Why do you think the prosecutors are targeting you? Is it a message to other journalists in Turkey?

They want to silence us with these decisions. They want us to censor our thoughts, our interviews and our news reports. But we won't stop telling the truth or expressing our thoughts. The government is attacking all oppositional media in different ways. Kurdish journalists are beaten and arrested all the time with the accusations like "She was looking excited." The government seized control of pro-Gulen right-wing opposition newspapers in one night; accreditation of foreign journalists has also been revoked.

They're targeting all the critical journalists to silence the population and manufacture consent with their own propaganda newspapers. And they're targeting not only the journalists but also critical academics too. After more than 2,000 academics - including foreign academics like Noam Chomsky - signed a petition which addresses the human rights violations of the government in the war against [the Kurdistan Workers' Party] PKK, all of them came under prosecution, and now some of them are in prison.

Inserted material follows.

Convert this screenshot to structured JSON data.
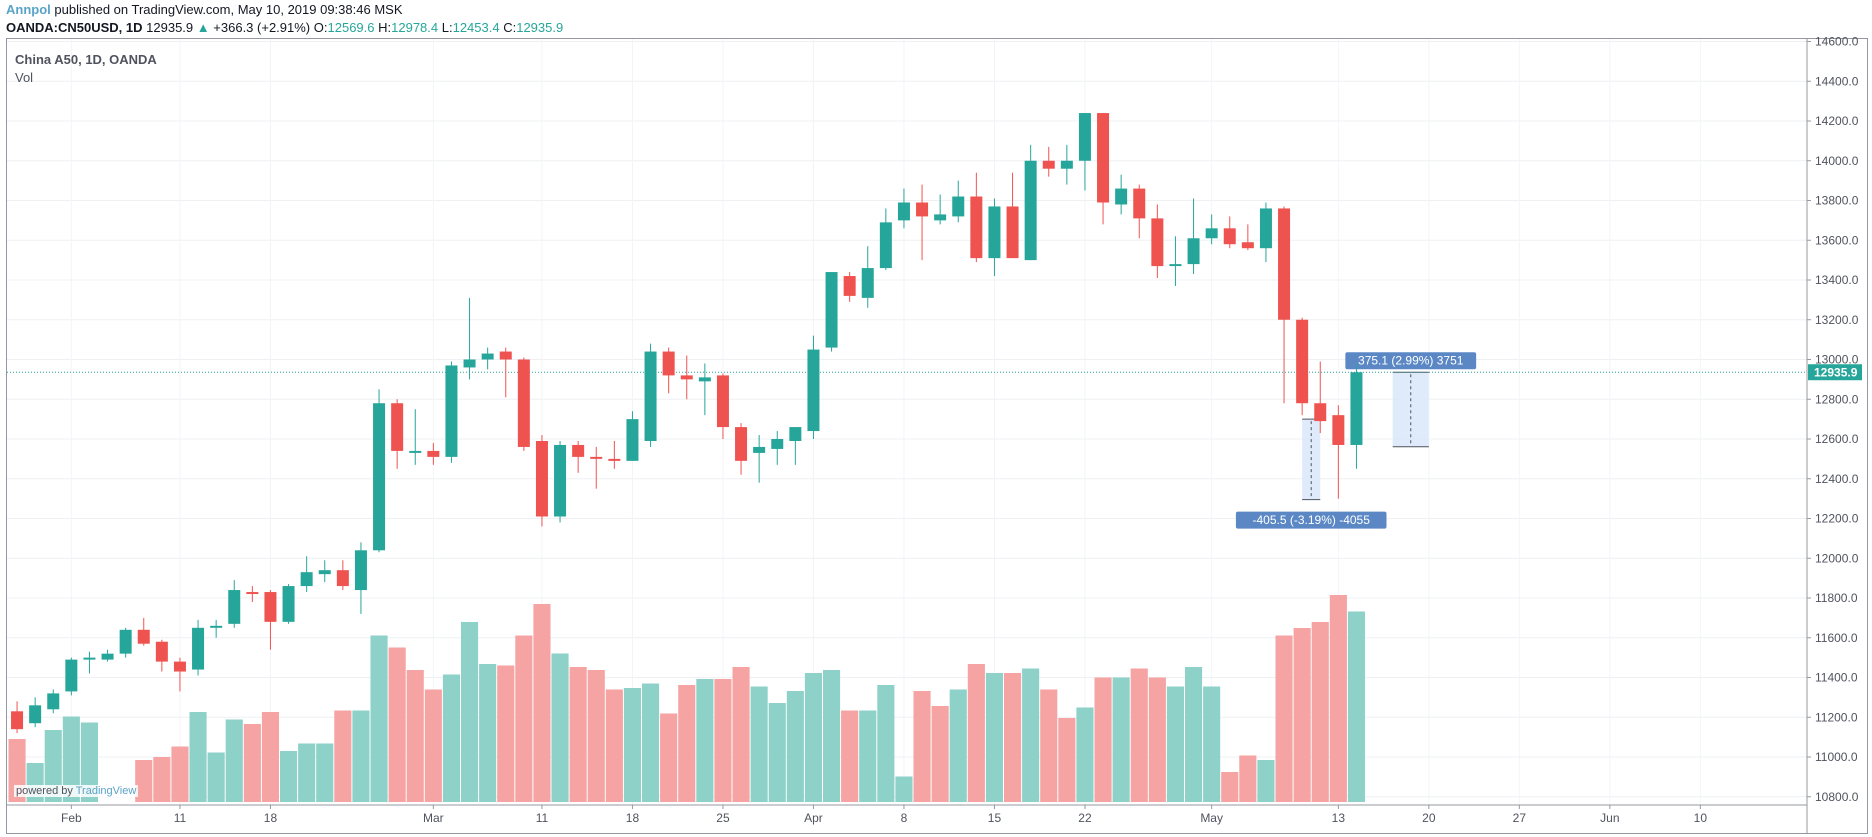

And this will get worse in the near future. Now President Erdogan is asking the government to amend the anti-terror law in a broad way and defining "terrorists without weapons" or "terrorists with pens," which will enable government to accuse all the critical voices with terrorism.

Final thoughts?

I remember when I told my mother about the court case against me. I couldn't guess how she would react. But when I told her, she replied by saying: "I'm proud of you, son. This court case shows that you're doing a good job. This is how they reward good journalism in Turkey."

Onur Erem is a reporter for the Turkish daily newspaper BirGun. He is due to appear in court on May 24.